2.  The sound of heavy rain at night. 
3. The tingling feeling of someone else washing and or styling my hair (oh, how I miss that!).
4. Getting inside a car that has been warmed by the sun on a brisk day.
5. Taking a nap in said car.
6.  Witnessing my children as they experience something new. Especially if it changes their world...just a little.

Now this last's special.  This experience most likely won't happen again, but is oddly enough, one of my favoritest memories and therefore, one of my favoritest things:

7.  Sitting on the floor in my kitchen (you can hate me, but it's pretty much always clean - the floor that is), with my back up against the cupboards; taking turns with a spoon, a yoplait and two smiling toddlers who inbetween bites, toddle-run the full length of the room and back before presenting their open mouths again for another bite.

 For a germ-a-phobe like me, this spoon sharing thing is way out of character, but maybe that's why it's such a favorite memory of mine.  I don't know, it's just that time stood still that morning and it was very happifying.  I don't remember the flavor, but it was the best yogurt I ever tasted.

So sing with me now..."when the dog bites, when the bee stings, when I pay taxes"...I simply remember, I simply remember.

Wednesday, May 2, 2012

Where's the Car?

Today I drove our Yaris, of stick shift persuasion, into the garage and proceeded to carry our groceries into the house.  I then gathered everyone that needed to go with me on the next errand and stepped back out into the garage, which was surprisingly...empty.

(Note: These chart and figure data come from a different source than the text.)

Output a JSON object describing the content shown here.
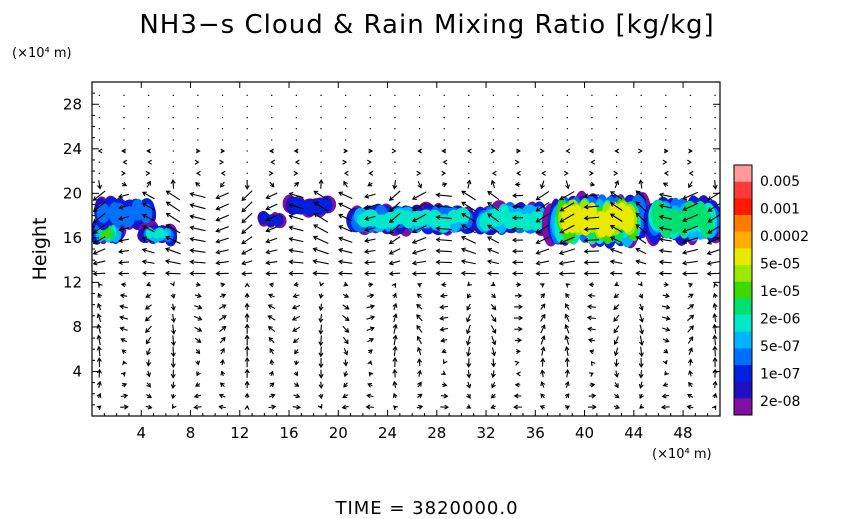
{
  "chart_data": {
    "type": "heatmap",
    "title": "NH3−s Cloud & Rain Mixing Ratio [kg/kg]",
    "ylabel": "Height",
    "xunit": "(×10⁴ m)",
    "yunit": "(×10⁴ m)",
    "time_label": "TIME  =  3820000.0",
    "xlim": [
      0,
      51
    ],
    "ylim": [
      0,
      30
    ],
    "xticks": [
      "4",
      "8",
      "12",
      "16",
      "20",
      "24",
      "28",
      "32",
      "36",
      "40",
      "44",
      "48"
    ],
    "xtick_values": [
      4,
      8,
      12,
      16,
      20,
      24,
      28,
      32,
      36,
      40,
      44,
      48
    ],
    "yticks": [
      "4",
      "8",
      "12",
      "16",
      "20",
      "24",
      "28"
    ],
    "ytick_values": [
      4,
      8,
      12,
      16,
      20,
      24,
      28
    ],
    "colorbar": {
      "labels": [
        "0.005",
        "0.001",
        "0.0002",
        "5e-05",
        "1e-05",
        "2e-06",
        "5e-07",
        "1e-07",
        "2e-08"
      ],
      "colors_top_to_bottom": [
        "#ff9a9a",
        "#ff3a3a",
        "#ff1a00",
        "#ff7a00",
        "#ffae00",
        "#e8e800",
        "#9ce800",
        "#3cd800",
        "#00e070",
        "#00e8c8",
        "#00b4ff",
        "#0070ff",
        "#0020e0",
        "#2010c0",
        "#8010a0"
      ]
    },
    "cloud_patches": [
      {
        "x0": 0.0,
        "x1": 2.5,
        "y0": 15.5,
        "y1": 17.5,
        "level": 6
      },
      {
        "x0": 0.3,
        "x1": 5.0,
        "y0": 17.0,
        "y1": 19.5,
        "level": 2
      },
      {
        "x0": 4.0,
        "x1": 6.7,
        "y0": 15.5,
        "y1": 17.2,
        "level": 4
      },
      {
        "x0": 13.7,
        "x1": 15.5,
        "y0": 17.0,
        "y1": 18.2,
        "level": 1
      },
      {
        "x0": 15.8,
        "x1": 19.5,
        "y0": 18.0,
        "y1": 19.7,
        "level": 1
      },
      {
        "x0": 21.0,
        "x1": 31.0,
        "y0": 16.5,
        "y1": 18.8,
        "level": 4
      },
      {
        "x0": 31.0,
        "x1": 37.0,
        "y0": 16.5,
        "y1": 19.0,
        "level": 4
      },
      {
        "x0": 37.0,
        "x1": 45.0,
        "y0": 15.5,
        "y1": 19.5,
        "level": 8
      },
      {
        "x0": 45.0,
        "x1": 51.0,
        "y0": 15.8,
        "y1": 19.3,
        "level": 5
      }
    ]
  }
}
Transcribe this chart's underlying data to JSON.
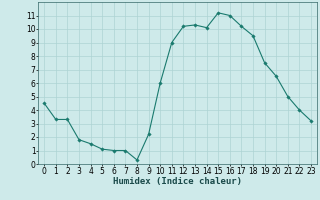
{
  "x": [
    0,
    1,
    2,
    3,
    4,
    5,
    6,
    7,
    8,
    9,
    10,
    11,
    12,
    13,
    14,
    15,
    16,
    17,
    18,
    19,
    20,
    21,
    22,
    23
  ],
  "y": [
    4.5,
    3.3,
    3.3,
    1.8,
    1.5,
    1.1,
    1.0,
    1.0,
    0.3,
    2.2,
    6.0,
    9.0,
    10.2,
    10.3,
    10.1,
    11.2,
    11.0,
    10.2,
    9.5,
    7.5,
    6.5,
    5.0,
    4.0,
    3.2
  ],
  "line_color": "#1a7a6e",
  "marker": "D",
  "marker_size": 1.8,
  "bg_color": "#ceeaea",
  "grid_color": "#aed4d4",
  "xlabel": "Humidex (Indice chaleur)",
  "xlabel_fontsize": 6.5,
  "xlim": [
    -0.5,
    23.5
  ],
  "ylim": [
    0,
    12
  ],
  "yticks": [
    0,
    1,
    2,
    3,
    4,
    5,
    6,
    7,
    8,
    9,
    10,
    11
  ],
  "xticks": [
    0,
    1,
    2,
    3,
    4,
    5,
    6,
    7,
    8,
    9,
    10,
    11,
    12,
    13,
    14,
    15,
    16,
    17,
    18,
    19,
    20,
    21,
    22,
    23
  ],
  "tick_fontsize": 5.5,
  "spine_color": "#336666"
}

"Where's the car?" I asked myself and anyone listening.  It's been stolen, I thought.  The neighborhood construction workers were my prime suspects.

"It's in the ditch." Mark replied as he came up behind me.   This was more of an assumption than an observation, since he couldn't actually see the car from where he was standing, and that's when I realized that I had probably not set the emergency brake, as I was so prone not to do.

Sure enough, it was in the ditch on the other side of the driveway.  Thank goodness for a side-load garage! would have been in the street or who knows where.

Relieved, we were able to drive it right out of the ditch.  The neighborhood construction workers went from being my prime suspects to my prime audience.  Sheepishly, we all got in and resumed  our original task of going to the Urgent Care facility so that an unnamed "someone" could have an unnamed "something" delicately removed from their physical person-ness.  Not setting the parking brake was in all actuallity, stupid thing number 2 that these humble, bumbling Jarmans had managed to accomplish today .  Not our best work.